[antlr-interest] Problems with memory consumption when generating parsers

Sun Dec 13 12:08:46 PST 2009

At 07:37 14/12/2009, Marcin RzeÅºnicki wrote:
 >Specifically I constructed a sort of catch-all rule which I
 >called LINEOFTEXT and was like ~('\n' | '\r')*. After
 >replacing that with simple .* LINETERMINATOR my problems went
 >away.

Actually, the former is better than the latter 
(more specific) -- you were just missing some parentheses:
   (~('\n' | '\r'))* LINETERMINATOR

 >ANTLR wasn't sure about typeArguments because they can be
 >arbitrarily nested (like in List<List<List<String>>>) so I
 >changed that to:
 >IDENTIFIER ( ( '<' ) => typeArguments )? ( '.' 
IDENTIFIER ( ( '<' )
 >=>typeArguments )? )*
 >
 >because when I expect typeIdentifier '<' 
inevitably marks beginning
 >of type parameter list (I hope that's good reasoning)
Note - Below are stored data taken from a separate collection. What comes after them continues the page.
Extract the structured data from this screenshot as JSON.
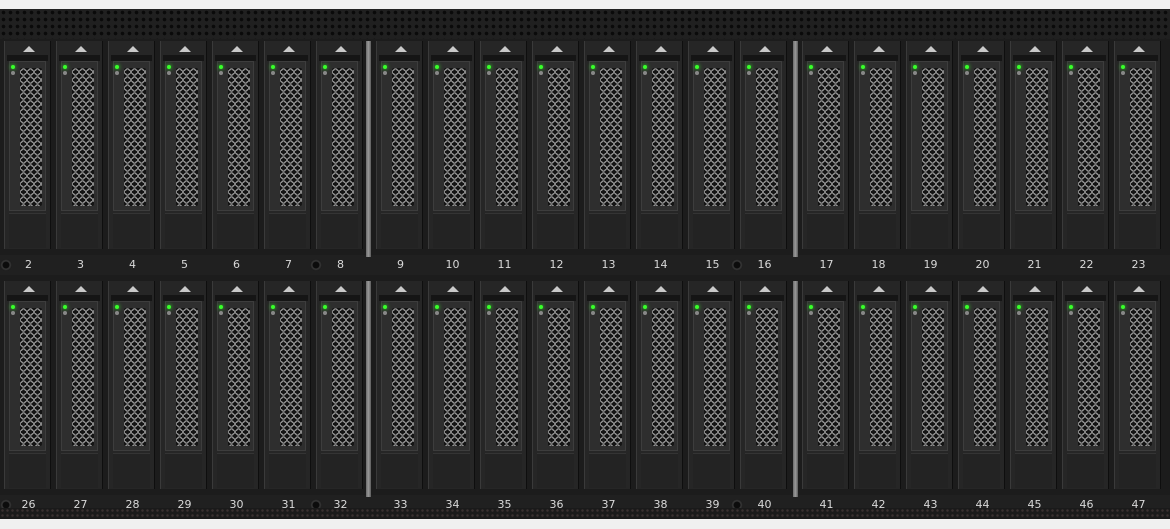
{
  "rows": [
    {
      "labels": [
        "2",
        "3",
        "4",
        "5",
        "6",
        "7",
        "8",
        "9",
        "10",
        "11",
        "12",
        "13",
        "14",
        "15",
        "16",
        "17",
        "18",
        "19",
        "20",
        "21",
        "22",
        "23"
      ]
    },
    {
      "labels": [
        "26",
        "27",
        "28",
        "29",
        "30",
        "31",
        "32",
        "33",
        "34",
        "35",
        "36",
        "37",
        "38",
        "39",
        "40",
        "41",
        "42",
        "43",
        "44",
        "45",
        "46",
        "47"
      ]
    }
  ],
  "colors": {
    "led_active": "#38ff2a",
    "chassis": "#1c1c1c",
    "label_text": "#d8d8d8"
  }
}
That's odd, the original shouldn't have been 
ambiguous.  It could be something about how the 
'<' character is being lexed -- bear in mind that 
by using it as a quoted literal in a parser rule 
you are effectively creating a new (unnamed) 
token.  It's usually easier to spot lexer 
ambiguity and fix it if you explicitly define all 
the lexer rules yourself and don't use any quoted 
literals in the parser.